Wednesday, September 11, 2019

Enriching Education: The Relationship between Sleep and Academic Performance





Most parents know that if their children don’t get enough sleep, they’re likely to be grumpy and irritable. However, poor sleep is also associated with lower academic achievement and effort control, or the ability to focus and manage our attention. Sleep has a big impact on all aspects of life, below we look into the effects of sleep on children’s academic performance.

How sleep impacts learning
Learning something new and academic performance requires a few simple steps. We begin by acquiring new information and skills. This includes reading together, lessons in the classroom, and study. To get the most from the first stage, we need to be alert and able to focus on the information being shared.

Secondly, we amalgamate the information through repetition and practice. This includes singing the alphabet in class, reading texts with words of similar difficulty levels, and repeatedly sounding out words. While we sleep, the experiences and emotions we have gained and practiced throughout the day are consolidated into memory and stored for later access.

Finally, we need to be able to recall and use the information we have taken in so that it can be applied to new areas and demonstrate our understanding. This can include learning to read more difficult words or taking a test. Recall is imperative for testing and grading academic achievement. Without the right amount of sleep, we’re unable to properly store what we’ve learned for recall at a later time.

What happens when we sleep?
Sleep plays an important role through all three of the steps for learning. While we slumber, we move through various phases of sleep several times. The first four stages are known as NREM sleep and are associated with physically restorative functions for our body. This is when our body boosts our immune system, repairs muscles and cells, and grows. Without enough NREM sleep, we wake feeling tired and hazy.

The final sleep stage is called REM sleep and the period we dream. This is also when our experiences and emotions are processed and stored as long-term memory. When we miss out on the correct amount of REM sleep, we don’t get to process all of the information we have collected through the day. It can leave us feeling scattered and easily distracted – not an optimal state for learning something new, or demonstrating what we have already learned.

Simply put, when we don’t get enough sleep, we’re unable to benefit from the restorative and supportive functions that take place within our body. This leaves us, and children, feeling lackluster, moody, and unable to concentrate properly or recall things we’ve learned with ease.

The right amount of sleep
As we grow, the amount of sleep we need changes. Young babies sleep for around half the day, while adults need seven to nine hours of sleep each night. School aged children between the ages of six and 13 need around nine to 11 hours of sleep every night.
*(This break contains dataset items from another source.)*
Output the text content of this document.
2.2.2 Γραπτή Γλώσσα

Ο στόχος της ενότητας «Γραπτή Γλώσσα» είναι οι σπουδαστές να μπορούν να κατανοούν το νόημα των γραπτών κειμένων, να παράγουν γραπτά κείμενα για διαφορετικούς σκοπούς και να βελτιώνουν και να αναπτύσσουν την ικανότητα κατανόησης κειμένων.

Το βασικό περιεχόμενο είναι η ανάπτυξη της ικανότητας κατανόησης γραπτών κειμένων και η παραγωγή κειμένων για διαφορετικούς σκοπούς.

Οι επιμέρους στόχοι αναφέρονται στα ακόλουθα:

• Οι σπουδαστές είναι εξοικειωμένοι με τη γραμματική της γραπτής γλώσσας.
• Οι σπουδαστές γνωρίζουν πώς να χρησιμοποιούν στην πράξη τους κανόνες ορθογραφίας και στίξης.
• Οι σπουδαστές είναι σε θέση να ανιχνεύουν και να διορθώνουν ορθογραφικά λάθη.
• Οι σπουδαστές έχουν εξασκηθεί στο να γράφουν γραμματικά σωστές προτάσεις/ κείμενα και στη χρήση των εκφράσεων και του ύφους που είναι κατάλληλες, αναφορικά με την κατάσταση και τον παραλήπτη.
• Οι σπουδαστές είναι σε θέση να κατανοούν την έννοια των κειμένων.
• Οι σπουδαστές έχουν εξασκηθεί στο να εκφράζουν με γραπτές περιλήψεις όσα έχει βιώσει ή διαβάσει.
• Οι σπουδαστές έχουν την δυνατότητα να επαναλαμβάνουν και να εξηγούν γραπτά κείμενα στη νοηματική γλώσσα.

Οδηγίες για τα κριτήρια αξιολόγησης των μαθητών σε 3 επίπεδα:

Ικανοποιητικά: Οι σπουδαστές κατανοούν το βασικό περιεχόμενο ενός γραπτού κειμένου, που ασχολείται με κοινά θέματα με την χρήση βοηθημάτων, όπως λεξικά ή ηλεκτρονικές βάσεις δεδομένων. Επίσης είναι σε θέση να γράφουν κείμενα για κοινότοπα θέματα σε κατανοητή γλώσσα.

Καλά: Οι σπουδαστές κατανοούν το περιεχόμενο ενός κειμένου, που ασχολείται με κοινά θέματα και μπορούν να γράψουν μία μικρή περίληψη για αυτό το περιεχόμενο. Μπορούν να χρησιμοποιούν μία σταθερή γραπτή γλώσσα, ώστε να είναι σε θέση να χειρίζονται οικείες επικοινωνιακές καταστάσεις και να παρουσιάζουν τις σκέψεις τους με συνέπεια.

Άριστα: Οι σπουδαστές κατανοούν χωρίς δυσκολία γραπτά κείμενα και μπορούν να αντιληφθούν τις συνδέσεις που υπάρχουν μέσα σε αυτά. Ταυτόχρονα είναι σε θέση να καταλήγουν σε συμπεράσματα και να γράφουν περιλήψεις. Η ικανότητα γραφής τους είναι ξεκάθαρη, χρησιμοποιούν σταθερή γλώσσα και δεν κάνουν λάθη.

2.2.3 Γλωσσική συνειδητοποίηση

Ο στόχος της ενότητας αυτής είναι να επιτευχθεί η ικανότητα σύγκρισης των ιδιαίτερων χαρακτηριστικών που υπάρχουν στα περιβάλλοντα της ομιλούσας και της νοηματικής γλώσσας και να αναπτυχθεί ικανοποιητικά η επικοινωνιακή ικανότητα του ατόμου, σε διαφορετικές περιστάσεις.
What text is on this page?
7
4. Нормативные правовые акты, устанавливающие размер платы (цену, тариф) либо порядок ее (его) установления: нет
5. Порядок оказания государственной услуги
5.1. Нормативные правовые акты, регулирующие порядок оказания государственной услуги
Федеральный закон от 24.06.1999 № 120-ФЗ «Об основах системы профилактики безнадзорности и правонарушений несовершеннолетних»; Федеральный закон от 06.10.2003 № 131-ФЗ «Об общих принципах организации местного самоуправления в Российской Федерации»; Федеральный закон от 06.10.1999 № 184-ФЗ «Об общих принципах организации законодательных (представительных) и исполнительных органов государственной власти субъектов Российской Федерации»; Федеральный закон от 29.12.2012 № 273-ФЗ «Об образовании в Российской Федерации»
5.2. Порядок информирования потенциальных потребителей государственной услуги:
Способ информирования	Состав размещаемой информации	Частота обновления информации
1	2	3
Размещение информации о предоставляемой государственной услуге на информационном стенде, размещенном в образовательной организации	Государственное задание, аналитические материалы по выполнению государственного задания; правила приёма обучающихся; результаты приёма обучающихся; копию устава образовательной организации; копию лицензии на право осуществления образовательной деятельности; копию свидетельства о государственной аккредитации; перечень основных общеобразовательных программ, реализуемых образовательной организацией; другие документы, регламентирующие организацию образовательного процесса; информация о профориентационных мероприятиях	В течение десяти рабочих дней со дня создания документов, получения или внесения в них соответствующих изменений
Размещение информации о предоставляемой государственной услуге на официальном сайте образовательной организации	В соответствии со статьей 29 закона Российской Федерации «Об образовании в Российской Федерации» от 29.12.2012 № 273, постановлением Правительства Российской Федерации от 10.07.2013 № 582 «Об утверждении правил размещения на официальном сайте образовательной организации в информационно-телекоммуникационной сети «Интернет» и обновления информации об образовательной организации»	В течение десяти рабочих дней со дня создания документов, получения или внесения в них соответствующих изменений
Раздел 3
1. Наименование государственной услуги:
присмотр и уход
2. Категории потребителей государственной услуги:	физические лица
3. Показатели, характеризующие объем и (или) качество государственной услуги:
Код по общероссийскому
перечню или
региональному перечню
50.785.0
During the school year, it’s helpful to establish a bedtime routine.

A simple routine could involve brushing teeth, changing into pajamas, or even listening to a story. It can also include taking a warm bath or picking up toys before going to bed. When your body has a consistent routine, it will learn to prepare itself for what is expected throughout the day. That said, a consistent bedtime routine will signal to the body that the evening is time for rest, allowing those sleep hormones like melatonin to kick in.

If you child struggles with following a routine in the evening or throws nighttime tantrums, try giving them choices. For instance, let them pick out their pajamas or the story they want to read that evening. This will give them a sense of autonomy as well as structure.

Not getting the right amount of sleep can undermine any additional study or practice a child has done. To support your child’s academic achievement, prioritize their sleep and stand your ground when they ask to stay up late – especially on a school night!